Facility is unable to retroactively correct identified notification for R7 blood sugar out of range for dates specified. Physician was made aware of trend in glucoses over this period. Medication was reviewed with physician to ensure order is appropriate. Facility is unable to retroactively correct identified notification for R18 blood sugar out of range for dates specified. Physician was made aware of trend in glucoses over this period. Medication was reviewed with physician to ensure order is appropriate. Facility is unable to retroactively correct identified notification for R19 blood sugar out of range for dates specified. Physician was made aware of trend in glucoses over this period. Medication was reviewed with physician to ensure order is appropriate. Facility is unable to retroactively correct identified notification for R20 blood sugar out of range for dates specified. Physician was made aware of trend in glucoses over this period. Medication was reviewed with physician to ensure order is appropriate.
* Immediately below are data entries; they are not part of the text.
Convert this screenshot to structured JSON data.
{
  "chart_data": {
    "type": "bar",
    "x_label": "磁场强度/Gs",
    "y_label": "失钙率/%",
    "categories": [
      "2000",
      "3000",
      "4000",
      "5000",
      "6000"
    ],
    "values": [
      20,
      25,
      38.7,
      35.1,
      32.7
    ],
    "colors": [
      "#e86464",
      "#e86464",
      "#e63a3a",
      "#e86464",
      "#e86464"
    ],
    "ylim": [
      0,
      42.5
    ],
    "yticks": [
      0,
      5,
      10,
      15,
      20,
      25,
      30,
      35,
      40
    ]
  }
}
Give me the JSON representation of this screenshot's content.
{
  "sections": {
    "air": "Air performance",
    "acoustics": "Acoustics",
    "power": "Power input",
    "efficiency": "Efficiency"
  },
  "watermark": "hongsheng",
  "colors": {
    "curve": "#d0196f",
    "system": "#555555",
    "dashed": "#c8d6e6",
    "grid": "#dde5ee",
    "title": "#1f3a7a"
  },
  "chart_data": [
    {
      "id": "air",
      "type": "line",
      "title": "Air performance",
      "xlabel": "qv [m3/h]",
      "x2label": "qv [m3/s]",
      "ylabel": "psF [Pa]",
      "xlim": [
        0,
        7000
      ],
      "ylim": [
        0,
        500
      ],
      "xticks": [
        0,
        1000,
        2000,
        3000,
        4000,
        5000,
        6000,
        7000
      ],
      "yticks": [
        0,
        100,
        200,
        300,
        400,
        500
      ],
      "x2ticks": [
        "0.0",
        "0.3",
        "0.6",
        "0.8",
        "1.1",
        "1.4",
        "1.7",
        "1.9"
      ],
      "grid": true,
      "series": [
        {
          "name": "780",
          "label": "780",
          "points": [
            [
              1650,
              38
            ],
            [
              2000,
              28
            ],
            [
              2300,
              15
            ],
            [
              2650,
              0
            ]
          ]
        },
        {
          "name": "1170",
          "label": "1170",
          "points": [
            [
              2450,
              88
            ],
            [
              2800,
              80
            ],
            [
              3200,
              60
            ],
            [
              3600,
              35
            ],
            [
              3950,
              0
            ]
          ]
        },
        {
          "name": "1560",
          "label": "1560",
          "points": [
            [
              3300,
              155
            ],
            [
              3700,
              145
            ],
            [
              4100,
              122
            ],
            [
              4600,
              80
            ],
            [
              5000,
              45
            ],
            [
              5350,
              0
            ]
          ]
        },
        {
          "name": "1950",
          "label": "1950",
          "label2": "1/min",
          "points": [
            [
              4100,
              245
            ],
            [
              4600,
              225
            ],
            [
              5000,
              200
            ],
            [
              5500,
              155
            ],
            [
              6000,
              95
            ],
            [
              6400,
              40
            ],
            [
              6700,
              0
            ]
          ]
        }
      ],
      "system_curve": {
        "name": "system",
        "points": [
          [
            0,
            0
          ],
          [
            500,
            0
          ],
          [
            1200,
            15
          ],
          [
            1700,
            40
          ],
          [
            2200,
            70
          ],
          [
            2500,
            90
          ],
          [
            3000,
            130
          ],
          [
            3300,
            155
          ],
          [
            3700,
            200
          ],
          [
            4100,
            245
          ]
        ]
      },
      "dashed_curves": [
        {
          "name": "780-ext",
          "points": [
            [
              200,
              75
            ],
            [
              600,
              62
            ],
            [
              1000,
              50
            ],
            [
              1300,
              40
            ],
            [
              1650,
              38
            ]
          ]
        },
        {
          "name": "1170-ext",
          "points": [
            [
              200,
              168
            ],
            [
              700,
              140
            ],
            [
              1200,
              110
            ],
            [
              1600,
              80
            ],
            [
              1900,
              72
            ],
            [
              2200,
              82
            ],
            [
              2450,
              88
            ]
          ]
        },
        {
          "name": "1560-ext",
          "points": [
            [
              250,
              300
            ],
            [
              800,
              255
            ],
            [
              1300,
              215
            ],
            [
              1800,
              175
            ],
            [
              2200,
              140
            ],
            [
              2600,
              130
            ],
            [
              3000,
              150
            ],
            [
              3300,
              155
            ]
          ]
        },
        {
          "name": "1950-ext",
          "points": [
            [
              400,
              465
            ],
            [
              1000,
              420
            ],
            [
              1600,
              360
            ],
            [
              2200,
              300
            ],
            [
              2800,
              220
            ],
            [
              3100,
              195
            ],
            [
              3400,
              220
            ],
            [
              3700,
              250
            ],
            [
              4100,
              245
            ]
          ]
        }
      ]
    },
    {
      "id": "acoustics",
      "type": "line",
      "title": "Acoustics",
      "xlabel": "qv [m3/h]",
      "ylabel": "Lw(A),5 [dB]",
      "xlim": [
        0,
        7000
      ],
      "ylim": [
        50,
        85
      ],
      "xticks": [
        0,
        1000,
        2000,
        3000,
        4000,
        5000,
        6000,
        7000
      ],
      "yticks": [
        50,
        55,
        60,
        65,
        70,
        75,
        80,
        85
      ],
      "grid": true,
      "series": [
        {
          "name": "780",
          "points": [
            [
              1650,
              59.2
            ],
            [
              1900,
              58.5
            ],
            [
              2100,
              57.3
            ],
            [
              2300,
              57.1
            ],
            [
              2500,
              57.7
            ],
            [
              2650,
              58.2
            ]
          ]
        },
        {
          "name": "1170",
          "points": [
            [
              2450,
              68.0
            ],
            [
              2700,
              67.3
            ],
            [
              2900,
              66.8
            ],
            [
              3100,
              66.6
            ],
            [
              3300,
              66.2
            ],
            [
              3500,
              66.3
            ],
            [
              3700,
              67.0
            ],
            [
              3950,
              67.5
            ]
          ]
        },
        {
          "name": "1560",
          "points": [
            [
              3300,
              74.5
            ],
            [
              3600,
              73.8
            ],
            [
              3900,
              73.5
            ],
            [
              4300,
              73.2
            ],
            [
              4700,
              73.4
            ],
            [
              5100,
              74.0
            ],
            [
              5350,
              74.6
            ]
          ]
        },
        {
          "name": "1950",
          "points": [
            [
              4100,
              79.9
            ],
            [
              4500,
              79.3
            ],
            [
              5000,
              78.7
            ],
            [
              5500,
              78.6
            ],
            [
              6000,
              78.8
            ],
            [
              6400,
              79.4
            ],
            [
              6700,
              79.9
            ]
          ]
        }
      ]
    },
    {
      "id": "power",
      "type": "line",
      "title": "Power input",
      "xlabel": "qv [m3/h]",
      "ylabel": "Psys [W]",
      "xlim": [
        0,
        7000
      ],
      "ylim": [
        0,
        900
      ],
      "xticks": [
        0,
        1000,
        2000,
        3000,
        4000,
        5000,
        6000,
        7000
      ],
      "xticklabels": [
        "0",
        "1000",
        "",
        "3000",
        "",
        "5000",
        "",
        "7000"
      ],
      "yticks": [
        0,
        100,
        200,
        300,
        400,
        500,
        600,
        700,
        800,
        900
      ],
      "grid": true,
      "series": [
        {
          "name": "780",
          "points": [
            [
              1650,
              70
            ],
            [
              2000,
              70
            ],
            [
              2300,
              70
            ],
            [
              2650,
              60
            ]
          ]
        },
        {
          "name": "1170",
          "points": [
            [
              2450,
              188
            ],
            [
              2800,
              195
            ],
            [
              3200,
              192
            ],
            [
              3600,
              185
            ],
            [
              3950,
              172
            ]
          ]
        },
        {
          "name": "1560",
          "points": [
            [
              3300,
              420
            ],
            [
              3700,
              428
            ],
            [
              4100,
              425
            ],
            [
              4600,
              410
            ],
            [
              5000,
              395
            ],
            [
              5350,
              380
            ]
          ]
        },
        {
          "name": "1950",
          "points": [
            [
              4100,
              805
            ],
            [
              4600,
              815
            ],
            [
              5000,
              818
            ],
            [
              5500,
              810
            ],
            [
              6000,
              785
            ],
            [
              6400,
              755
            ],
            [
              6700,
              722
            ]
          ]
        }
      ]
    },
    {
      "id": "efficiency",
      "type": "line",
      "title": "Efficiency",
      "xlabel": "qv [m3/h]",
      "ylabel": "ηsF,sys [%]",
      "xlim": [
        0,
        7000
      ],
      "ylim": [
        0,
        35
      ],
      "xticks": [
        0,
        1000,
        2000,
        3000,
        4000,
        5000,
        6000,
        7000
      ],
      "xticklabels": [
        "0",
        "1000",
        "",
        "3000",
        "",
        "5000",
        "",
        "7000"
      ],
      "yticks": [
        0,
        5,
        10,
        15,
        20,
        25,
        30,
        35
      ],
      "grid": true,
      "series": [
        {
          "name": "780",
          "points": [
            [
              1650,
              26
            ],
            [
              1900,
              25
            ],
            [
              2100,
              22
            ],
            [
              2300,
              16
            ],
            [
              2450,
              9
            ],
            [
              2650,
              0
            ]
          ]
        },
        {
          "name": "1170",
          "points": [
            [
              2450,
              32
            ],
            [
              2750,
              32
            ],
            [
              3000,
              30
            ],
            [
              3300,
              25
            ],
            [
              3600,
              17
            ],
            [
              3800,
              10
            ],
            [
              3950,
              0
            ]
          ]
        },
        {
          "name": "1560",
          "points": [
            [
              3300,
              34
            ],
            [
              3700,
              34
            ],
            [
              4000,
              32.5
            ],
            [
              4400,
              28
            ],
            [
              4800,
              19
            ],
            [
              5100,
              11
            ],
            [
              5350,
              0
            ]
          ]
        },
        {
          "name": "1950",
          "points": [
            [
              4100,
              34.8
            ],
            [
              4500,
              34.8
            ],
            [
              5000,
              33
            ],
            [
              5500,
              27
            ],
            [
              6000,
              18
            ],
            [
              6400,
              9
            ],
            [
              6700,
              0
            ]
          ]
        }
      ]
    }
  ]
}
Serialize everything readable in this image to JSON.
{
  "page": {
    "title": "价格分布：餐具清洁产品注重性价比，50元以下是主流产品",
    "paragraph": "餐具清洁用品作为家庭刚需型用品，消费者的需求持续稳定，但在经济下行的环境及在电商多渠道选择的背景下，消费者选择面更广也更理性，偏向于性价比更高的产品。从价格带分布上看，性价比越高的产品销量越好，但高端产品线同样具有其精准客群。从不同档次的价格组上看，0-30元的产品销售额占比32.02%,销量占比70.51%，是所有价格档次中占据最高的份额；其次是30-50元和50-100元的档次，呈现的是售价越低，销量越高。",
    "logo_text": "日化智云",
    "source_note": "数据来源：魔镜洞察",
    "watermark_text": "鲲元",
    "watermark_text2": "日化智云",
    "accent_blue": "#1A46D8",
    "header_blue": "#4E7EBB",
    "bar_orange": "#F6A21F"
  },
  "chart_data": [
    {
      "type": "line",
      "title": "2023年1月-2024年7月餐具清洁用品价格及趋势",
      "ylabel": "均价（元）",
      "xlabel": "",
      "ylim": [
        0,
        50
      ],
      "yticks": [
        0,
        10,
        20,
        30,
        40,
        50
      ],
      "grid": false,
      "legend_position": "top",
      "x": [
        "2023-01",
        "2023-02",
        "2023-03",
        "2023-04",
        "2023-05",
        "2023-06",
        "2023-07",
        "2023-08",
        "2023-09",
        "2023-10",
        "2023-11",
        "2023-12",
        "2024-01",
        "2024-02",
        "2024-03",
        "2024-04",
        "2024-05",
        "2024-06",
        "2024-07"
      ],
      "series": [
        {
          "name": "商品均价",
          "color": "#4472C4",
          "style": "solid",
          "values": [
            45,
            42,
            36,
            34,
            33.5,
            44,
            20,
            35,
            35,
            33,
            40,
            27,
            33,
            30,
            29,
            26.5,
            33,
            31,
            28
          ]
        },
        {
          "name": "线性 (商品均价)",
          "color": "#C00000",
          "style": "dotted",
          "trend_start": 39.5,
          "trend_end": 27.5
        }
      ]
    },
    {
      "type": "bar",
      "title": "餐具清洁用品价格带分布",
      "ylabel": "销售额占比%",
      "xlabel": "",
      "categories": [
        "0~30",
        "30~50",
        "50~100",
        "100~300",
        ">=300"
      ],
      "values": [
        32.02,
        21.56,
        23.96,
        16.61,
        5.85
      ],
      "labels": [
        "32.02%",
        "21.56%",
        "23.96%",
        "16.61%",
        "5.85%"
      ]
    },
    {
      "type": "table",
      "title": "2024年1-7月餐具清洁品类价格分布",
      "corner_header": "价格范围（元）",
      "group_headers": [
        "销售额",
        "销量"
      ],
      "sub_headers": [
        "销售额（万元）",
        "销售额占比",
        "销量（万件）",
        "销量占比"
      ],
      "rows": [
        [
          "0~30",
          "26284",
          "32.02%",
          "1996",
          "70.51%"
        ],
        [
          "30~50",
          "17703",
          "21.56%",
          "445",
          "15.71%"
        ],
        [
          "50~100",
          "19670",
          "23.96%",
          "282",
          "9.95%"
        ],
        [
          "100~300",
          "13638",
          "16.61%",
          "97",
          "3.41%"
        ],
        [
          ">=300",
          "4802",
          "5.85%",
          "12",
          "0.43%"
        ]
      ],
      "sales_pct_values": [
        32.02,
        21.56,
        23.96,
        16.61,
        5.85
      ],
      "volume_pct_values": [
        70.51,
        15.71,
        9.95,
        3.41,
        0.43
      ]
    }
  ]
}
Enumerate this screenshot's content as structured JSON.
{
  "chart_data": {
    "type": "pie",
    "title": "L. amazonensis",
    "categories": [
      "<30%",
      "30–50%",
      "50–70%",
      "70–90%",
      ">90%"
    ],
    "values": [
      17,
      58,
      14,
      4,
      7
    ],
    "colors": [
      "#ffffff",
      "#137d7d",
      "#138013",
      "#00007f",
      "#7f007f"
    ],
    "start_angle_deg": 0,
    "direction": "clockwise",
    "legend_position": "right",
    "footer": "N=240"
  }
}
DON/designee will conduct a facility-wide audit of residents with sliding scale orders to ensure blood sugar values are reviewed, documentation of physician notification per ordered parameters, evidence of follow-up and resident response to abnormal readings. No negative findings. All licensed nursing staff will receive mandatory in-service training by DON on interpreting provider-specific glucose parameters, timely physician notification procedures, documentation expectations, and diabetes management protocol by 4/30/25. DON/designee will conduct audits 5 times per week for 4 weeks, then 3 times per week for 2 weeks on residents EMR with blood sugar out of range contains documentation of physician notification per ordered parameters, evidence of follow-up and resident response to abnormal readings.